We have a family tradition of having soup on Christmas-Eve-Eve – every 23rd of December. This has apparently evolved into a pre-Thanksgiving tradition since I stopped spending Thanksgiving at home, but as I remember it, the four bubbling cauldrons of soup – tomato, cream of mushroom, squash, and potato leek – were always made in the days leading up to Christmas.
Christmas is far less of an event, here in France. You don’t hear Christmas music booming in every shop; Christmas ads on television are minimal and mostly limited to foie gras and caviar. I don’t have kids, so I don’t know what it feels like to stop everything for two weeks in the days leading up to and following Christmas, but as far as we were concerned, at least this year, we worked through Friday and got back to work on Tuesday.
We had a Christmas meal, of course: a Christmas celebration with the Country Boy’s parents that began on the 24th and continued after we had to catch our train back to Paris, but Christmas doesn’t explode here; it just kind of exists, and then it fades away.
I’m not sure, however, how much of this sentiment of Christmas feeling anticlimactic has to do with being in France, and how much has to do with me being an adult – one of those characters in countless Christmas movies who allows the Christmas spirit, the Christmas holiday, to become barely a blip on my radar. Maybe it’s a little bit of both; who can say?

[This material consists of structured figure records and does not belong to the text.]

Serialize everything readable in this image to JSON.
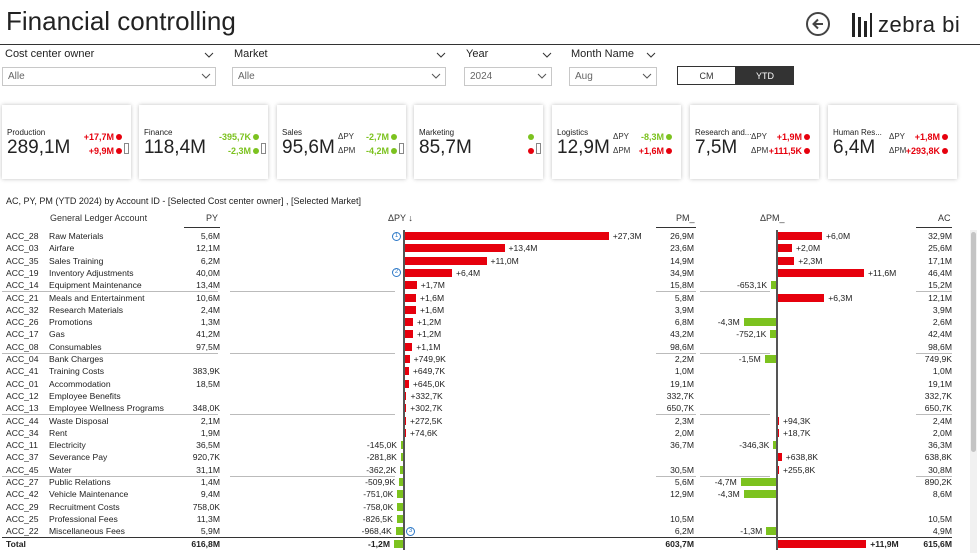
{
  "header": {
    "title": "Financial controlling",
    "logo_text": "zebra bi"
  },
  "filters": [
    {
      "label": "Cost center owner",
      "value": "Alle"
    },
    {
      "label": "Market",
      "value": "Alle"
    },
    {
      "label": "Year",
      "value": "2024"
    },
    {
      "label": "Month Name",
      "value": "Aug"
    }
  ],
  "segments": [
    {
      "label": "CM",
      "active": false
    },
    {
      "label": "YTD",
      "active": true
    }
  ],
  "cards": [
    {
      "name": "Production",
      "value": "289,1M",
      "d1": "+17,7M",
      "d2": "+9,9M",
      "d1_neg": true,
      "d2_neg": true,
      "show_labels": false
    },
    {
      "name": "Finance",
      "value": "118,4M",
      "d1": "-395,7K",
      "d2": "-2,3M",
      "d1_neg": false,
      "d2_neg": false,
      "show_labels": false
    },
    {
      "name": "Sales",
      "value": "95,6M",
      "d1": "-2,7M",
      "d2": "-4,2M",
      "d1_neg": false,
      "d2_neg": false,
      "show_labels": true,
      "l1": "ΔPY",
      "l2": "ΔPM"
    },
    {
      "name": "Marketing",
      "value": "85,7M",
      "d1": "",
      "d2": "",
      "d1_neg": false,
      "d2_neg": true,
      "show_labels": false
    },
    {
      "name": "Logistics",
      "value": "12,9M",
      "d1": "-8,3M",
      "d2": "+1,6M",
      "d1_neg": false,
      "d2_neg": true,
      "show_labels": true,
      "l1": "ΔPY",
      "l2": "ΔPM"
    },
    {
      "name": "Research and...",
      "value": "7,5M",
      "d1": "+1,9M",
      "d2": "+111,5K",
      "d1_neg": true,
      "d2_neg": true,
      "show_labels": true,
      "l1": "ΔPY",
      "l2": "ΔPM"
    },
    {
      "name": "Human Res...",
      "value": "6,4M",
      "d1": "+1,8M",
      "d2": "+293,8K",
      "d1_neg": true,
      "d2_neg": true,
      "show_labels": true,
      "l1": "ΔPY",
      "l2": "ΔPM"
    }
  ],
  "table": {
    "title": "AC, PY, PM (YTD 2024) by Account ID - [Selected Cost center owner] , [Selected Market]",
    "headers": {
      "account": "General Ledger Account",
      "py": "PY",
      "dpy": "ΔPY ↓",
      "pm": "PM_",
      "dpm": "ΔPM_",
      "ac": "AC"
    },
    "rows": [
      {
        "id": "ACC_28",
        "name": "Raw Materials",
        "py": "5,6M",
        "dpy": "+27,3M",
        "dpy_v": 27.3,
        "pm": "26,9M",
        "dpm": "+6,0M",
        "dpm_v": 6.0,
        "ac": "32,9M"
      },
      {
        "id": "ACC_03",
        "name": "Airfare",
        "py": "12,1M",
        "dpy": "+13,4M",
        "dpy_v": 13.4,
        "pm": "23,6M",
        "dpm": "+2,0M",
        "dpm_v": 2.0,
        "ac": "25,6M"
      },
      {
        "id": "ACC_35",
        "name": "Sales Training",
        "py": "6,2M",
        "dpy": "+11,0M",
        "dpy_v": 11.0,
        "pm": "14,9M",
        "dpm": "+2,3M",
        "dpm_v": 2.3,
        "ac": "17,1M"
      },
      {
        "id": "ACC_19",
        "name": "Inventory Adjustments",
        "py": "40,0M",
        "dpy": "+6,4M",
        "dpy_v": 6.4,
        "pm": "34,9M",
        "dpm": "+11,6M",
        "dpm_v": 11.6,
        "ac": "46,4M"
      },
      {
        "id": "ACC_14",
        "name": "Equipment Maintenance",
        "py": "13,4M",
        "dpy": "+1,7M",
        "dpy_v": 1.7,
        "pm": "15,8M",
        "dpm": "-653,1K",
        "dpm_v": -0.653,
        "ac": "15,2M"
      },
      {
        "id": "ACC_21",
        "name": "Meals and Entertainment",
        "py": "10,6M",
        "dpy": "+1,6M",
        "dpy_v": 1.6,
        "pm": "5,8M",
        "dpm": "+6,3M",
        "dpm_v": 6.3,
        "ac": "12,1M"
      },
      {
        "id": "ACC_32",
        "name": "Research Materials",
        "py": "2,4M",
        "dpy": "+1,6M",
        "dpy_v": 1.6,
        "pm": "3,9M",
        "dpm": "",
        "dpm_v": 0,
        "ac": "3,9M"
      },
      {
        "id": "ACC_26",
        "name": "Promotions",
        "py": "1,3M",
        "dpy": "+1,2M",
        "dpy_v": 1.2,
        "pm": "6,8M",
        "dpm": "-4,3M",
        "dpm_v": -4.3,
        "ac": "2,6M"
      },
      {
        "id": "ACC_17",
        "name": "Gas",
        "py": "41,2M",
        "dpy": "+1,2M",
        "dpy_v": 1.2,
        "pm": "43,2M",
        "dpm": "-752,1K",
        "dpm_v": -0.752,
        "ac": "42,4M"
      },
      {
        "id": "ACC_08",
        "name": "Consumables",
        "py": "97,5M",
        "dpy": "+1,1M",
        "dpy_v": 1.1,
        "pm": "98,6M",
        "dpm": "",
        "dpm_v": 0,
        "ac": "98,6M"
      },
      {
        "id": "ACC_04",
        "name": "Bank Charges",
        "py": "",
        "dpy": "+749,9K",
        "dpy_v": 0.75,
        "pm": "2,2M",
        "dpm": "-1,5M",
        "dpm_v": -1.5,
        "ac": "749,9K"
      },
      {
        "id": "ACC_41",
        "name": "Training Costs",
        "py": "383,9K",
        "dpy": "+649,7K",
        "dpy_v": 0.65,
        "pm": "1,0M",
        "dpm": "",
        "dpm_v": 0,
        "ac": "1,0M"
      },
      {
        "id": "ACC_01",
        "name": "Accommodation",
        "py": "18,5M",
        "dpy": "+645,0K",
        "dpy_v": 0.645,
        "pm": "19,1M",
        "dpm": "",
        "dpm_v": 0,
        "ac": "19,1M"
      },
      {
        "id": "ACC_12",
        "name": "Employee Benefits",
        "py": "",
        "dpy": "+332,7K",
        "dpy_v": 0.333,
        "pm": "332,7K",
        "dpm": "",
        "dpm_v": 0,
        "ac": "332,7K"
      },
      {
        "id": "ACC_13",
        "name": "Employee Wellness Programs",
        "py": "348,0K",
        "dpy": "+302,7K",
        "dpy_v": 0.303,
        "pm": "650,7K",
        "dpm": "",
        "dpm_v": 0,
        "ac": "650,7K"
      },
      {
        "id": "ACC_44",
        "name": "Waste Disposal",
        "py": "2,1M",
        "dpy": "+272,5K",
        "dpy_v": 0.273,
        "pm": "2,3M",
        "dpm": "+94,3K",
        "dpm_v": 0.094,
        "ac": "2,4M"
      },
      {
        "id": "ACC_34",
        "name": "Rent",
        "py": "1,9M",
        "dpy": "+74,6K",
        "dpy_v": 0.075,
        "pm": "2,0M",
        "dpm": "+18,7K",
        "dpm_v": 0.019,
        "ac": "2,0M"
      },
      {
        "id": "ACC_11",
        "name": "Electricity",
        "py": "36,5M",
        "dpy": "-145,0K",
        "dpy_v": -0.145,
        "pm": "36,7M",
        "dpm": "-346,3K",
        "dpm_v": -0.346,
        "ac": "36,3M"
      },
      {
        "id": "ACC_37",
        "name": "Severance Pay",
        "py": "920,7K",
        "dpy": "-281,8K",
        "dpy_v": -0.282,
        "pm": "",
        "dpm": "+638,8K",
        "dpm_v": 0.639,
        "ac": "638,8K"
      },
      {
        "id": "ACC_45",
        "name": "Water",
        "py": "31,1M",
        "dpy": "-362,2K",
        "dpy_v": -0.362,
        "pm": "30,5M",
        "dpm": "+255,8K",
        "dpm_v": 0.256,
        "ac": "30,8M"
      },
      {
        "id": "ACC_27",
        "name": "Public Relations",
        "py": "1,4M",
        "dpy": "-509,9K",
        "dpy_v": -0.51,
        "pm": "5,6M",
        "dpm": "-4,7M",
        "dpm_v": -4.7,
        "ac": "890,2K"
      },
      {
        "id": "ACC_42",
        "name": "Vehicle Maintenance",
        "py": "9,4M",
        "dpy": "-751,0K",
        "dpy_v": -0.751,
        "pm": "12,9M",
        "dpm": "-4,3M",
        "dpm_v": -4.3,
        "ac": "8,6M"
      },
      {
        "id": "ACC_29",
        "name": "Recruitment Costs",
        "py": "758,0K",
        "dpy": "-758,0K",
        "dpy_v": -0.758,
        "pm": "",
        "dpm": "",
        "dpm_v": 0,
        "ac": ""
      },
      {
        "id": "ACC_25",
        "name": "Professional Fees",
        "py": "11,3M",
        "dpy": "-826,5K",
        "dpy_v": -0.827,
        "pm": "10,5M",
        "dpm": "",
        "dpm_v": 0,
        "ac": "10,5M"
      },
      {
        "id": "ACC_22",
        "name": "Miscellaneous Fees",
        "py": "5,9M",
        "dpy": "-968,4K",
        "dpy_v": -0.968,
        "pm": "6,2M",
        "dpm": "-1,3M",
        "dpm_v": -1.3,
        "ac": "4,9M"
      }
    ],
    "total": {
      "id": "Total",
      "py": "616,8M",
      "dpy": "-1,2M",
      "dpy_v": -1.2,
      "pm": "603,7M",
      "dpm": "+11,9M",
      "dpm_v": 11.9,
      "ac": "615,6M"
    },
    "markers": [
      {
        "row": 0,
        "label": "1"
      },
      {
        "row": 3,
        "label": "2"
      },
      {
        "row": 24,
        "label": "3"
      }
    ]
  },
  "colors": {
    "negative": "#e6000d",
    "positive": "#7cc21f"
  }
}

Here’s what I do know, though – when I embrace the Christmas traditions that I have now: Christmas dinner at TCB’s parents’, our little tree that I always demand be “real” even though TCB would prefer the ease of synthetic, exchanging gifts, not on the 25th, but on whatever day makes sense for our schedules – I can still find a bit of magic in this holiday, and I think that’s what really matters.
On Christmas Eve – and Christmas Day – we had a feast, a true French Christmas meal, with one rich dish after another: foie gras, cheese, capon, bûche. Now, I think both TCB and I are in want of something a bit lighter, like this cauliflower soup.
It took me a while to understand that in France, all soups are smooth; I make both, these days, but I always top even the smooth ones with something else, for a bit of texture: the frizzled shallots are pretty easy to make, and they add a bit of a special touch to the otherwise simple soup.
Roasted Cauliflower Soup (serves 2)
1 head cauliflower
1 tablespoon ghee, melted
2 cloves garlic
1 tablespoon butter
1 onion, diced
3 cups chicken broth
1 pinch nutmeg
2 shallots
vegetable oil
chives, for garnish
salt and pepper, to taste
crème fraiche (optional)
Preheat the oven to 400 degrees. Cut the cauliflower into florets, and arrange in an even layer on a baking sheet. Drizzle with ghee, and add the unpeeled garlic cloves. Season with salt and toss well to combine. Roast for 20-25 minutes, until golden brown.
Heat the butter in a Dutch oven, and add the onion. Season with salt and pepper, and stir to combine. Cook, stirring occasionally, until the onion is translucent and slightly browned, about 10 minutes.
Add the cauliflower florets and the chicken broth to the pot. Peel the garlic cloves and add them as well. Simmer uncovered for about 15 minutes, then purée. Add the nutmeg, and season to taste with salt and pepper.
While the soup is cooking, Thinly slice the shallots. Heat about a half-inch of vegetable oil in a pot, and add the shallots. Cook, stirring occasionally, until crisp. Remove and drain on paper towels.
Serve the soup sprinkled with fried shallots, chopped chives, and a spoonful of crème fraiche, if desired.